Symptom- I have 2 devices, Device A and Device B. Device A's device ID is Bob, and the CN on the x509 is Bob. Device B's device ID is Sally, and the CN on the certificate is Sally. They were both provisioned through the device provisioning service, and signed by the same CA, which is loaded and verified in both the DPS and iothub. All of the telemetry using credentials for Bob are being consumed by both stream analytics and the original backend app. All telemetry sent using credentials for Sally are only being consumed by stream analytics. We can change the device ID and use Bob credentials on device A or device B and messages are consumed by both backends, and if we use Sally device id/credentials it always is only processed by stream analytics. Both stream analytics and the original backend app are set to the $Default consumer group. I believe the partition is irrelevant unless I'm using an eventhub, but stream analytics doesn't have a field for partition id and the backend app consumer is using partition 0. All messages are being delivered to the events/messages built-in endpoint, and no messages are delivered to other endpoints.
Question- Why is my backend app only consuming messages with device ID/credentials for Bob?
I tried to give all relevant info, but if there is something I left out just let me know and I can provide more details.
edits: I had already tried turning off stream analytics completely (and restarting the backend app just in case) so only the backend app is consuming messages from the endpoint, which didn't help. But since after the first response I created a new consumer group on the endpoint for stream analytics and changed the consumer group for the stream analytics input to that new consumer group. No change in the "symptoms".

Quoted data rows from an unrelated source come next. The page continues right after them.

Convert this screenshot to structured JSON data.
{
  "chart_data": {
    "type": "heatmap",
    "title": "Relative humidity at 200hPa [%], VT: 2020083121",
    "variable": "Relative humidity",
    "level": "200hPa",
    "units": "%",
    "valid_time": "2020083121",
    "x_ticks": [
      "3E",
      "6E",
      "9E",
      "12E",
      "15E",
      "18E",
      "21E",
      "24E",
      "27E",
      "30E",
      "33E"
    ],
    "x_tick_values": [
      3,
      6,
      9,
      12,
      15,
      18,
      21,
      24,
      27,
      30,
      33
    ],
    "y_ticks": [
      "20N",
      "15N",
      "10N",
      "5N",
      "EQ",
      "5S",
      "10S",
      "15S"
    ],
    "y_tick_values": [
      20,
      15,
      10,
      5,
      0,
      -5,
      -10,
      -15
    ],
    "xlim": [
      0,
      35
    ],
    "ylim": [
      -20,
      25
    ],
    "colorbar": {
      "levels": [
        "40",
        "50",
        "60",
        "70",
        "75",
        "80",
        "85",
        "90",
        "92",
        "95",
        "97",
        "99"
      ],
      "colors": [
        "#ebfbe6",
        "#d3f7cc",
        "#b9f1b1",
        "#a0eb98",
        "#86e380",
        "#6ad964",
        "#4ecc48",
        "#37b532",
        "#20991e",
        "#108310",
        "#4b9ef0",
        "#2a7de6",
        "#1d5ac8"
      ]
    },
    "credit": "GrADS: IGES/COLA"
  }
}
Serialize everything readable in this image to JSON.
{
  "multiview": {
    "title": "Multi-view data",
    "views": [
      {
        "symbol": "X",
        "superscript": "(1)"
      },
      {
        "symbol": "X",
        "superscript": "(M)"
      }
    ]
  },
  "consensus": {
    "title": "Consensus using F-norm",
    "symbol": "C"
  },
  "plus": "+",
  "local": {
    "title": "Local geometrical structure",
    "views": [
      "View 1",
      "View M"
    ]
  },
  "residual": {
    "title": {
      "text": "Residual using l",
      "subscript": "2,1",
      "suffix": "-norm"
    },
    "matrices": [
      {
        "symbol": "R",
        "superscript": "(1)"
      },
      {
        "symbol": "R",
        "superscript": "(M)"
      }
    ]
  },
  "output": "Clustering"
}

The issue was related to partition id. I was using the azure.eventhub library to consume events from the iothub backend. This library has been in a major overhaul for the last 10 months or so. We were using a pre-release version (5.0.0b4 I think) because it did include a lot of useful methods, and all of the sample code for that (EventHubClient.create_consumer) specified partition "0". Since iothub determines partition id based on device id, some devices were being sent to partition 1. Switching the partition id in the create_consumer method showed the problem. We then were able to only see all telemetry "Sally" on the backend app but none of "Bob". Since stream analytics doesn't take a partition id input, I'm assuming it consumes all partitions which is why it was processing all telemetry.

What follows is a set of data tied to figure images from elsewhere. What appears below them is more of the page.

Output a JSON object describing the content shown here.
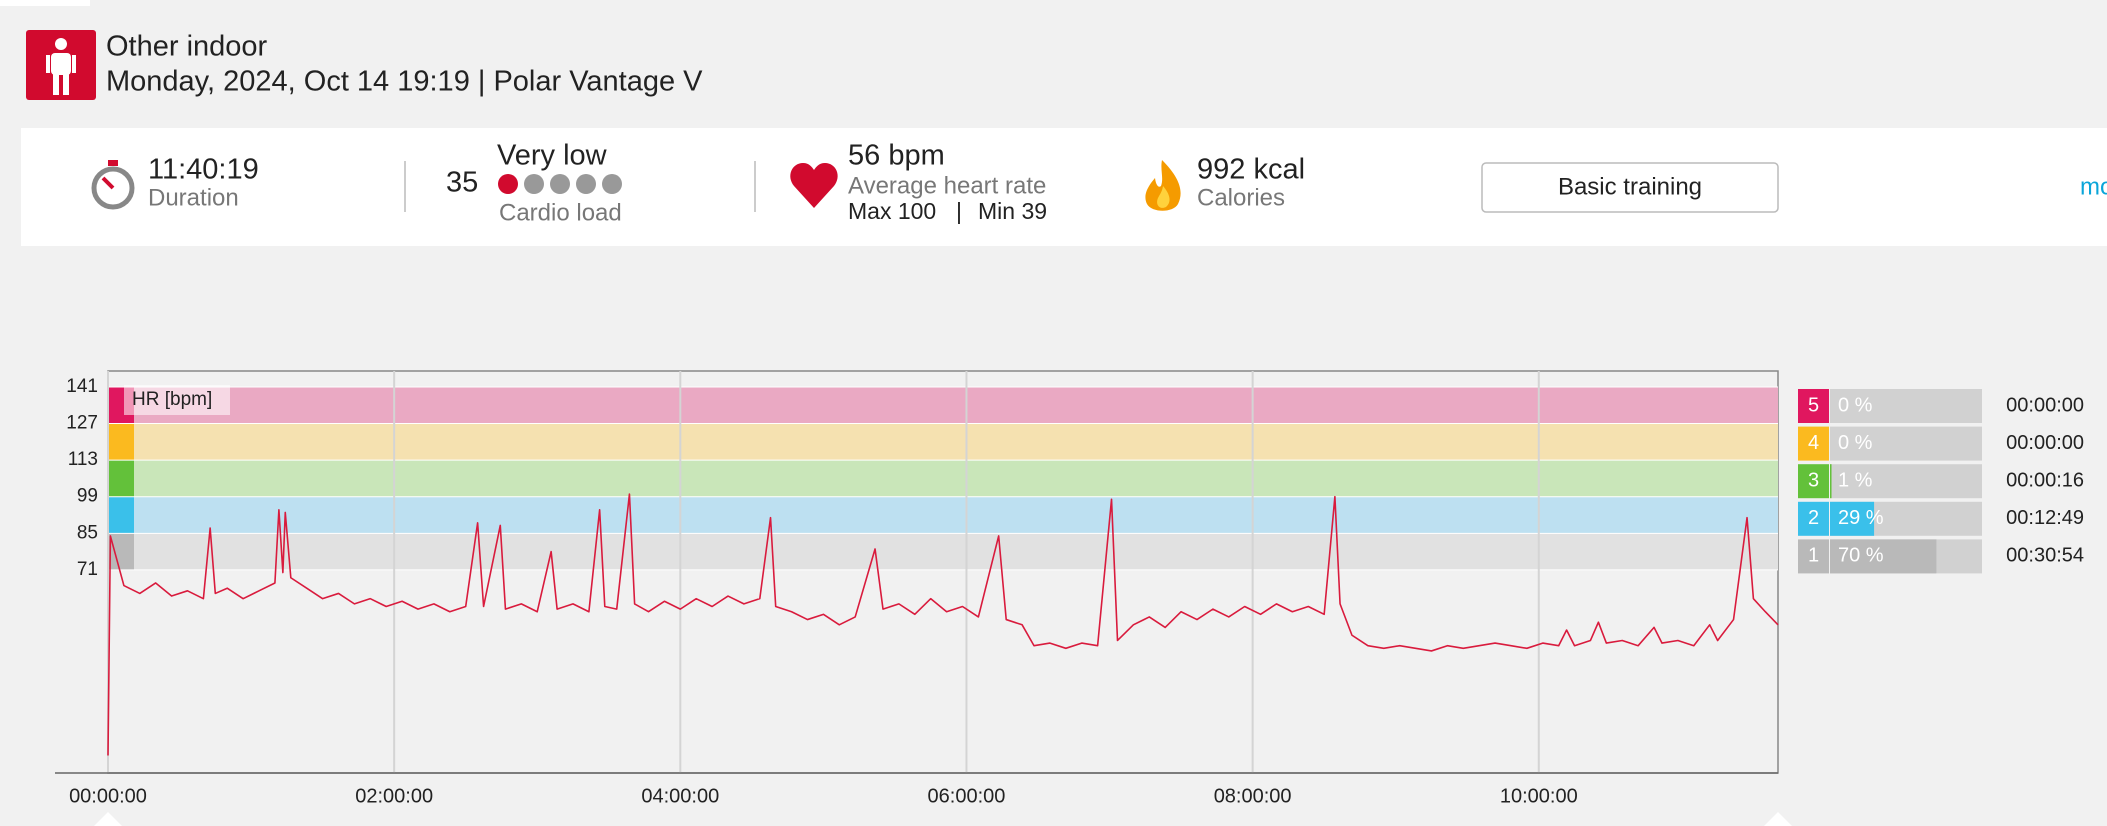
{
  "header": {
    "title": "Other indoor",
    "subtitle": "Monday, 2024, Oct 14 19:19 | Polar Vantage V"
  },
  "summary": {
    "duration": {
      "value": "11:40:19",
      "label": "Duration"
    },
    "cardio_load": {
      "value": 35,
      "level": "Very low",
      "label": "Cardio load"
    },
    "heart_rate": {
      "value": "56 bpm",
      "label": "Average heart rate",
      "max": "Max 100",
      "separator": "|",
      "min": "Min 39"
    },
    "calories": {
      "value": "992 kcal",
      "label": "Calories"
    },
    "button": "Basic training",
    "link": "mo"
  },
  "chart_data": {
    "type": "line",
    "ylabel": "HR [bpm]",
    "color": "#d91b3d",
    "xlim": [
      0,
      42019
    ],
    "ylim": [
      -6.7,
      147.1
    ],
    "xticks": [
      {
        "value": 0,
        "label": "00:00:00"
      },
      {
        "value": 7200,
        "label": "02:00:00"
      },
      {
        "value": 14400,
        "label": "04:00:00"
      },
      {
        "value": 21600,
        "label": "06:00:00"
      },
      {
        "value": 28800,
        "label": "08:00:00"
      },
      {
        "value": 36000,
        "label": "10:00:00"
      }
    ],
    "yticks": [
      71,
      85,
      99,
      113,
      127,
      141
    ],
    "x": [
      0,
      60,
      400,
      800,
      1200,
      1600,
      2000,
      2400,
      2570,
      2700,
      3000,
      3400,
      3800,
      4200,
      4300,
      4400,
      4460,
      4600,
      5000,
      5400,
      5800,
      6200,
      6600,
      7000,
      7400,
      7800,
      8200,
      8600,
      9000,
      9300,
      9450,
      9870,
      10000,
      10400,
      10800,
      11150,
      11300,
      11700,
      12100,
      12370,
      12500,
      12800,
      13120,
      13250,
      13600,
      14000,
      14400,
      14800,
      15200,
      15600,
      16000,
      16400,
      16670,
      16800,
      17200,
      17600,
      18000,
      18400,
      18800,
      19300,
      19500,
      19900,
      20300,
      20700,
      21100,
      21500,
      21900,
      22410,
      22600,
      23000,
      23300,
      23700,
      24100,
      24500,
      24900,
      25250,
      25400,
      25800,
      26200,
      26600,
      27000,
      27400,
      27800,
      28200,
      28600,
      29000,
      29400,
      29800,
      30200,
      30600,
      30870,
      31000,
      31300,
      31700,
      32100,
      32500,
      32900,
      33300,
      33700,
      34100,
      34500,
      34900,
      35300,
      35700,
      36100,
      36500,
      36700,
      36900,
      37300,
      37500,
      37700,
      38100,
      38500,
      38900,
      39100,
      39500,
      39900,
      40300,
      40500,
      40900,
      41240,
      41400,
      41700,
      42019
    ],
    "values": [
      0,
      84,
      65,
      62,
      66,
      61,
      63,
      60,
      87,
      62,
      64,
      60,
      63,
      66,
      94,
      70,
      93,
      68,
      64,
      60,
      62,
      58,
      60,
      57,
      59,
      56,
      58,
      55,
      57,
      89,
      57,
      88,
      56,
      58,
      55,
      78,
      56,
      58,
      55,
      94,
      57,
      56,
      100,
      58,
      55,
      59,
      56,
      60,
      57,
      61,
      58,
      60,
      91,
      57,
      55,
      52,
      54,
      50,
      53,
      79,
      56,
      58,
      54,
      60,
      55,
      57,
      53,
      84,
      52,
      50,
      42,
      43,
      41,
      43,
      42,
      98,
      44,
      50,
      53,
      49,
      55,
      52,
      56,
      53,
      57,
      54,
      58,
      55,
      57,
      54,
      99,
      58,
      46,
      42,
      41,
      42,
      41,
      40,
      42,
      41,
      42,
      43,
      42,
      41,
      43,
      42,
      48,
      42,
      44,
      51,
      43,
      44,
      42,
      49,
      43,
      44,
      42,
      50,
      44,
      52,
      91,
      60,
      55,
      50
    ],
    "zones": {
      "names": [
        "5",
        "4",
        "3",
        "2",
        "1"
      ],
      "values": [
        0,
        0,
        1,
        29,
        70
      ],
      "value_labels": [
        "0 %",
        "0 %",
        "1 %",
        "29 %",
        "70 %"
      ],
      "times": [
        "00:00:00",
        "00:00:00",
        "00:00:16",
        "00:12:49",
        "00:30:54"
      ],
      "colors": [
        "#e0175f",
        "#fbba1f",
        "#63c13a",
        "#3ac0ea",
        "#b9b9b9"
      ],
      "band_colors": [
        "#eaa9c3",
        "#f5e1b0",
        "#c9e6b9",
        "#bde0f1",
        "#e1e1e1"
      ]
    }
  }
}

The solution: I am now using azure.eventhub 5.0.1 and EventHubConsumerClient.recieve() method to consume the messages. It seems to be doing the job for all partitions. The only potential issue is that it looks like it pulls batches of data from the partitions rather than reading the hub as a whole in real time. For now, I'm not sending data at a high enough frequency that it's an issue, but with a very high sample rate I believe it will read chunks of messages from each partition, and if the queue is large enough it will delay processing messages from other partitions until it finishes it's batch. It also requires that you use a storage account for checkpoint saving if you're using a stateless platform like a container instance.
Edit: Confirmed- with a high sample rate, the receiver will listen to one partition for some time, usually 1 or 2 minutes, and then switch to the other partition. The result is that with 3 devices sending frequent data, for a couple minutes I only get data from 1 device, and for a couple minutes after that I only get data from the other 2 devices. Never do I get data from all 3 devices processed in real time. Bummer.